Studie wirbt für Import von LNG über Wilhelmshaven

Studie wirbt für Import von LNG über Wilhelmshaven

LNG gewinnt an Bedeutung – auch als Treibstoff für Schiffe. Die Infrastruktur muss daher ausgebaut werden. Der Wettbewerb der Standorte ist in vollem Gange.

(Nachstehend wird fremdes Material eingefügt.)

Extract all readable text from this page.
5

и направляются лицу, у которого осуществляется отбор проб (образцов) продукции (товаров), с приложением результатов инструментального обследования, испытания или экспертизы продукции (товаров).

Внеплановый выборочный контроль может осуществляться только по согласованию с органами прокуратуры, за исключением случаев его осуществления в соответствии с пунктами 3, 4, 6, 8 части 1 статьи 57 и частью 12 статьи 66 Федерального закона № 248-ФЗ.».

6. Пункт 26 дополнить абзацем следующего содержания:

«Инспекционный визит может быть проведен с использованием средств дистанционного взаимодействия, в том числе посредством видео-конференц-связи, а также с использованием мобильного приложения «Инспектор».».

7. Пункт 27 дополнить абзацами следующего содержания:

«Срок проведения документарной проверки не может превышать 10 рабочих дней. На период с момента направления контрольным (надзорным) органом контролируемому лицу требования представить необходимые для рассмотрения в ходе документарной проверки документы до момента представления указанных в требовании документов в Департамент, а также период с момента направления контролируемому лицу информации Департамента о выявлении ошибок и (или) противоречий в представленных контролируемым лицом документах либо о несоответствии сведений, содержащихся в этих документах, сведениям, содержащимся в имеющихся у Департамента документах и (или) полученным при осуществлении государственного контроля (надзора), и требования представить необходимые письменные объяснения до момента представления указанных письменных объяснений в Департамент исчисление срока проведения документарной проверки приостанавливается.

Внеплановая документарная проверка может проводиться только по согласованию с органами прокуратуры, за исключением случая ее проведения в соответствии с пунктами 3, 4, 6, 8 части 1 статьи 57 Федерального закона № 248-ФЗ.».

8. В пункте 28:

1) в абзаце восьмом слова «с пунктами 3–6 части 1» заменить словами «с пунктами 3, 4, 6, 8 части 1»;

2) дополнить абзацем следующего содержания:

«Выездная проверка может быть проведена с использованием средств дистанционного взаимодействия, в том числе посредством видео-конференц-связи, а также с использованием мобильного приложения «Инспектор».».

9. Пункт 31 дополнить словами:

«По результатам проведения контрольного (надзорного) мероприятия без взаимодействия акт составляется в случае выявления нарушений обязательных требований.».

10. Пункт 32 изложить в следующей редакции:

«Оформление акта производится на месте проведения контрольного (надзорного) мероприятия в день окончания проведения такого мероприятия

Wenn in deutschen Häfen ein Schiff mit LNG betankt werden soll, muss dieses erst umständlich herbei transportiert werden – meist aus Rotterdam. Da die nationale Erdgasversorgung fast komplett über Pipelines erfolgt, erschien ein Importterminal an der Küste lange Zeit überflüssig. Doch um einerseits die Abhängigkeit von einzelnen Lieferstaaten zu verringern und andererseits den Einsatz des umweltfreundlichen Treibstoffs in der Seefahrt zu fördern, ist ein solches LNG-Terminal nun wieder zunehmend im Gespräch. Die Frage ist: Wo sollte es gebaut werden? Eine neue Studie hat auf diese Frage eine klare Antwort.

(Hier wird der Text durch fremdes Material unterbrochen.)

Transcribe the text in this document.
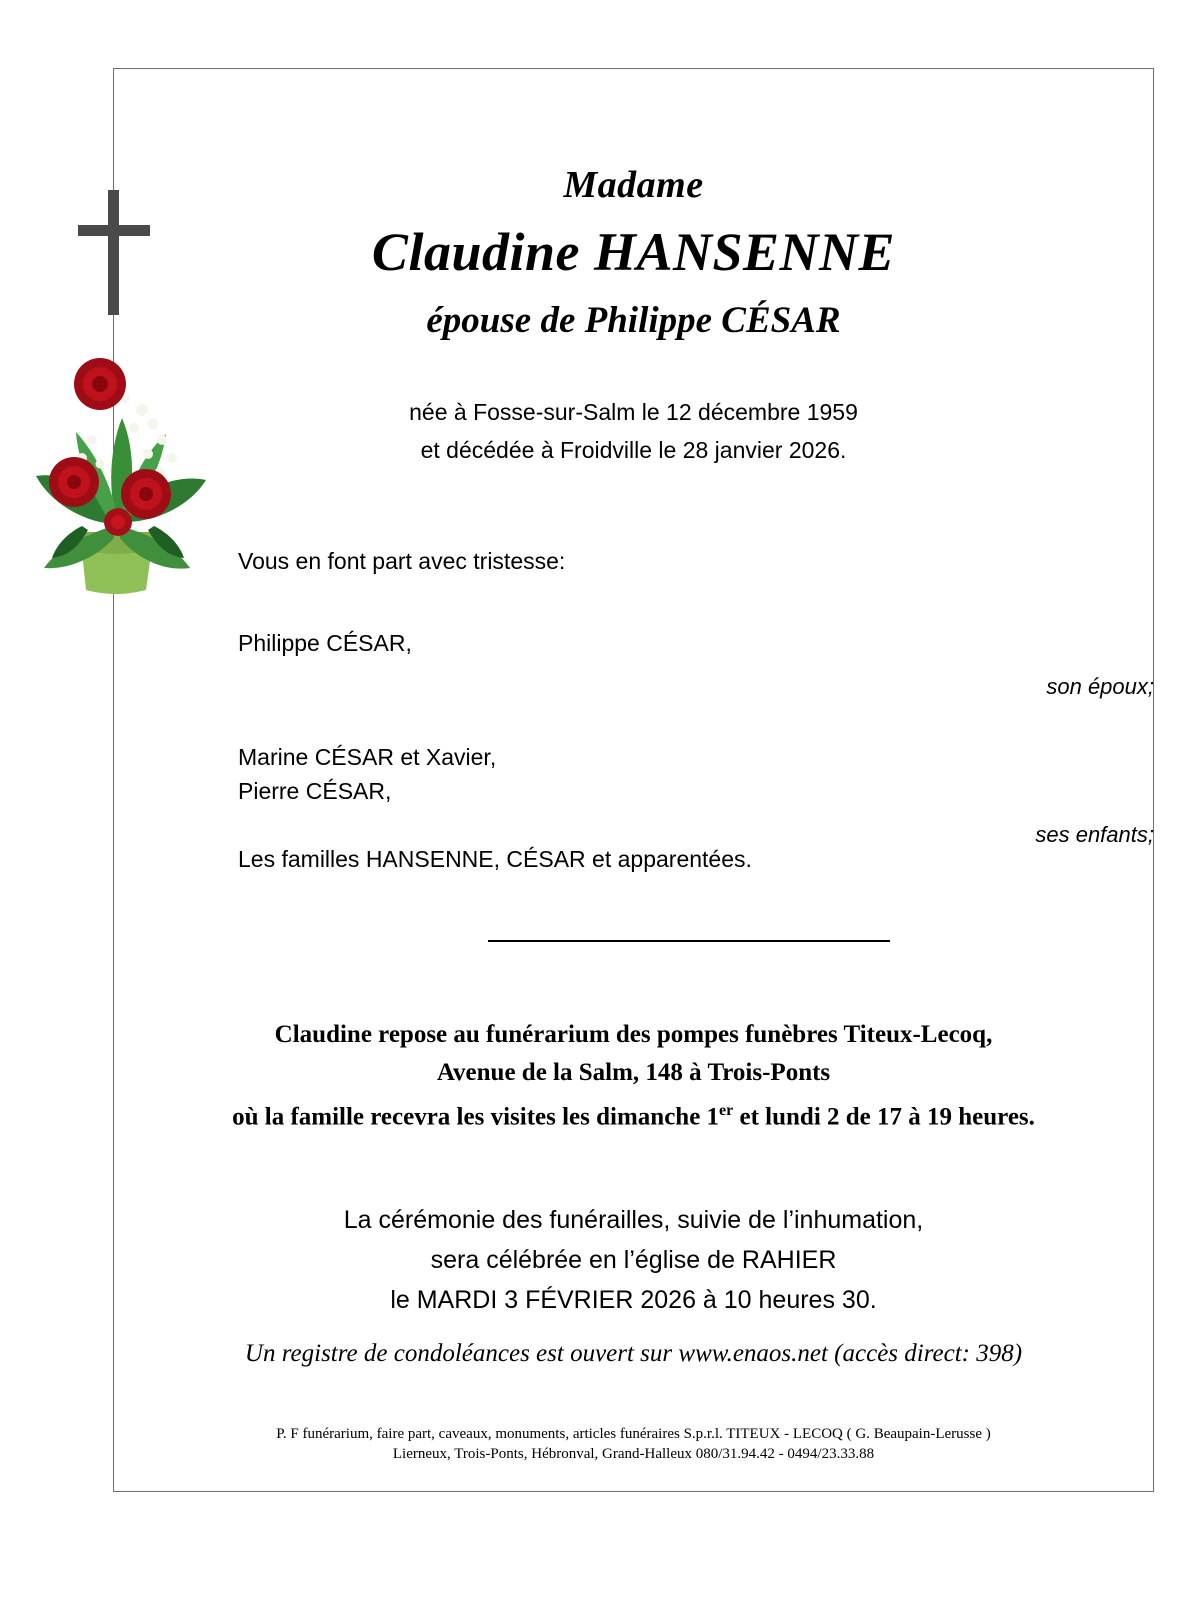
Madame
Claudine HANSENNE
épouse de Philippe CÉSAR
née à Fosse-sur-Salm le 12 décembre 1959
et décédée à Froidville le 28 janvier 2026.
Vous en font part avec tristesse:
Philippe CÉSAR,
son époux;
Marine CÉSAR et Xavier,
Pierre CÉSAR,
ses enfants;
Les familles HANSENNE, CÉSAR et apparentées.
Claudine repose au funérarium des pompes funèbres Titeux-Lecoq,
Avenue de la Salm, 148 à Trois-Ponts
où la famille recevra les visites les dimanche 1er et lundi 2 de 17 à 19 heures.
La cérémonie des funérailles, suivie de l’inhumation,
sera célébrée en l’église de RAHIER
le MARDI 3 FÉVRIER 2026 à 10 heures 30.
Un registre de condoléances est ouvert sur www.enaos.net (accès direct: 398)
P. F funérarium, faire part, caveaux, monuments, articles funéraires S.p.r.l. TITEUX - LECOQ ( G. Beaupain-Lerusse )
Lierneux, Trois-Ponts, Hébronval, Grand-Halleux 080/31.94.42 - 0494/23.33.88
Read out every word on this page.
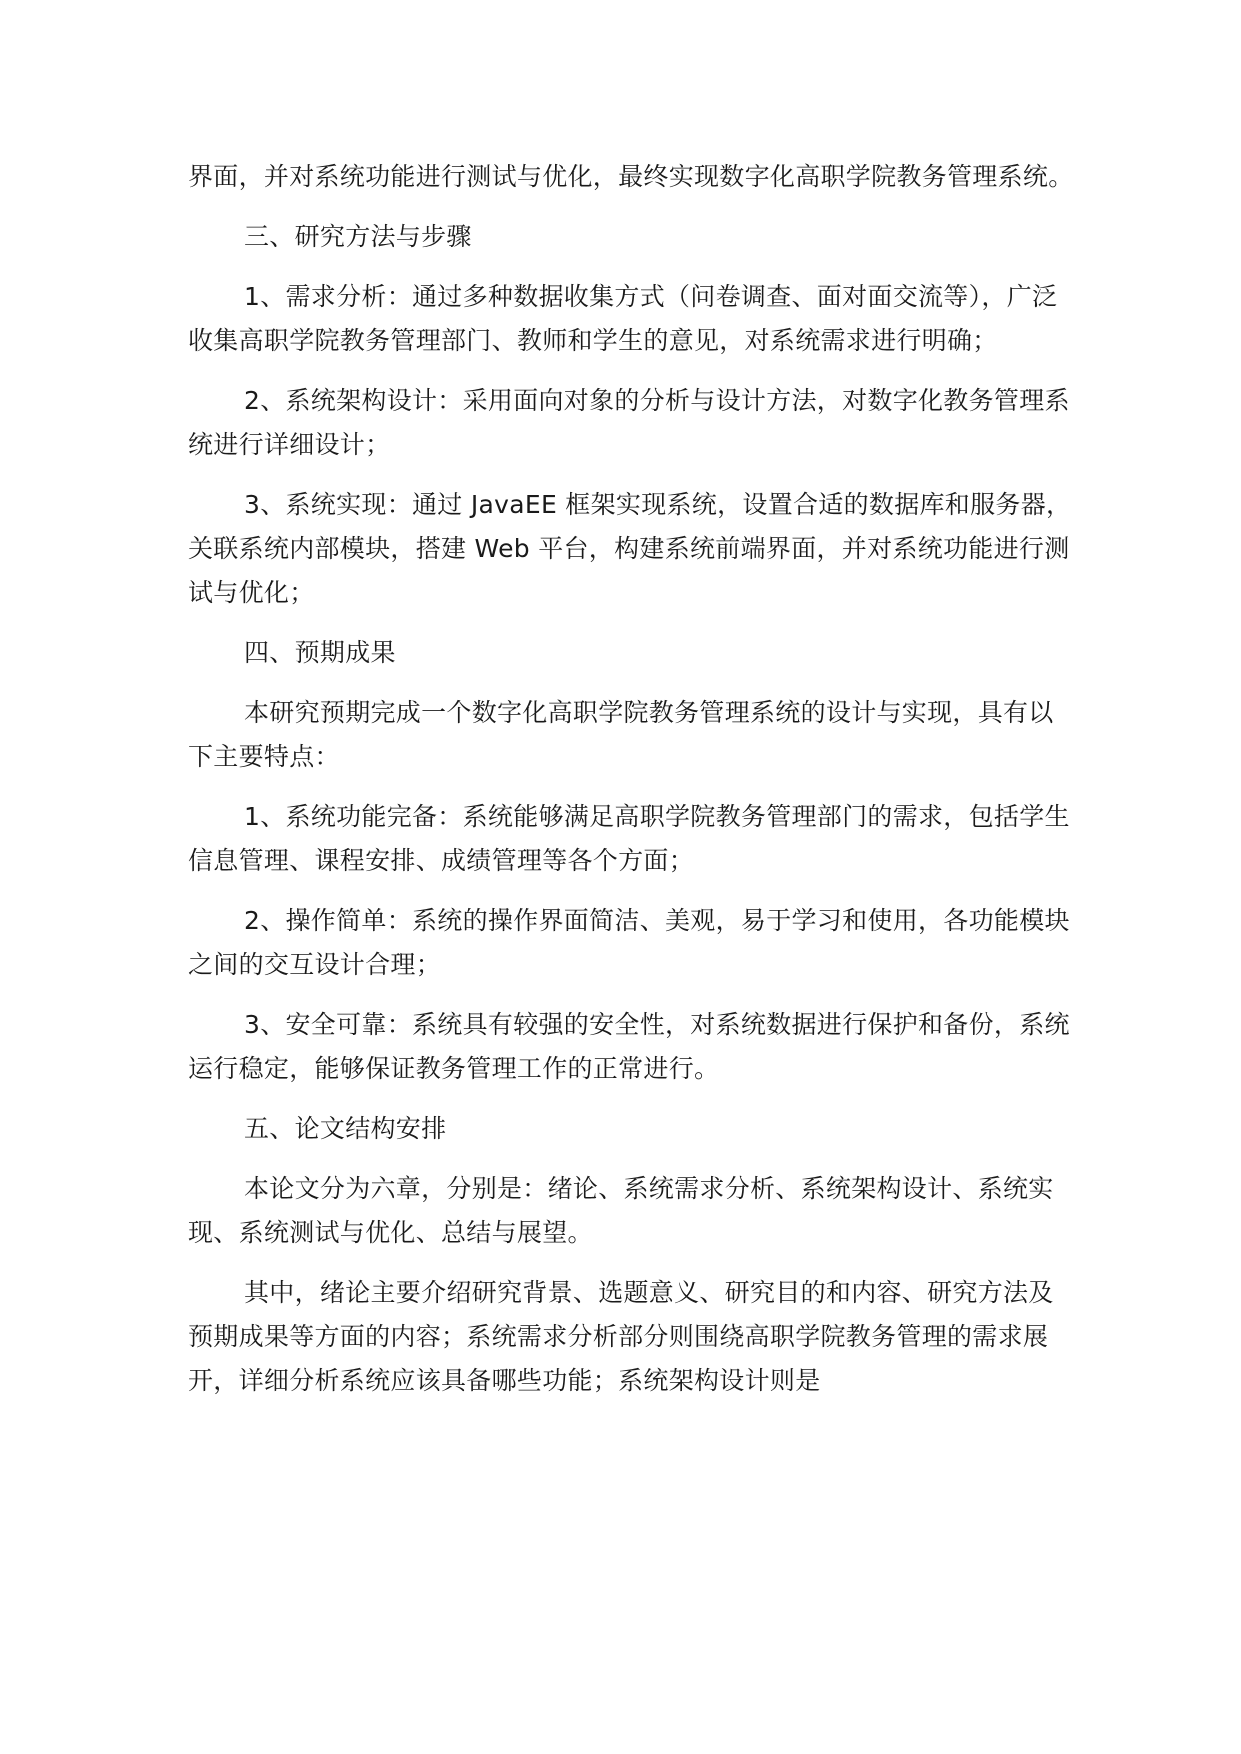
界面，并对系统功能进行测试与优化，最终实现数字化高职学院教务管理系统。

三、研究方法与步骤

1、需求分析：通过多种数据收集方式（问卷调查、面对面交流等），广泛收集高职学院教务管理部门、教师和学生的意见，对系统需求进行明确；

2、系统架构设计：采用面向对象的分析与设计方法，对数字化教务管理系统进行详细设计；

3、系统实现：通过 JavaEE 框架实现系统，设置合适的数据库和服务器，关联系统内部模块，搭建 Web 平台，构建系统前端界面，并对系统功能进行测试与优化；

四、预期成果

本研究预期完成一个数字化高职学院教务管理系统的设计与实现，具有以下主要特点：

1、系统功能完备：系统能够满足高职学院教务管理部门的需求，包括学生信息管理、课程安排、成绩管理等各个方面；

2、操作简单：系统的操作界面简洁、美观，易于学习和使用，各功能模块之间的交互设计合理；

3、安全可靠：系统具有较强的安全性，对系统数据进行保护和备份，系统运行稳定，能够保证教务管理工作的正常进行。

五、论文结构安排

本论文分为六章，分别是：绪论、系统需求分析、系统架构设计、系统实现、系统测试与优化、总结与展望。

其中，绪论主要介绍研究背景、选题意义、研究目的和内容、研究方法及预期成果等方面的内容；系统需求分析部分则围绕高职学院教务管理的需求展开，详细分析系统应该具备哪些功能；系统架构设计则是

Wilhelmshaven sei für den Import von verflüssigtem Erdgas (Liquefied Natural Gas) ideal aufgestellt, heißt es in der Potenzialanalyse „LNG-Infrastruktur an der deutschen Nordseeküste unter Betrachtung besonders geeigneter Standorte“. Bei kritischen Erfolgsfaktoren wie Nautik oder Leitungsanbindung schneidet die Stadt am Jadebusen demnach besser ab als das von Teilen der Branche favorisierte Brunsbüttel. Als finanziell attraktivste Lösung empfehlen die Autoren ein „schwimmendes Terminal“, ein sogenanntes FSRU (Floating Storage and Regasification Unit).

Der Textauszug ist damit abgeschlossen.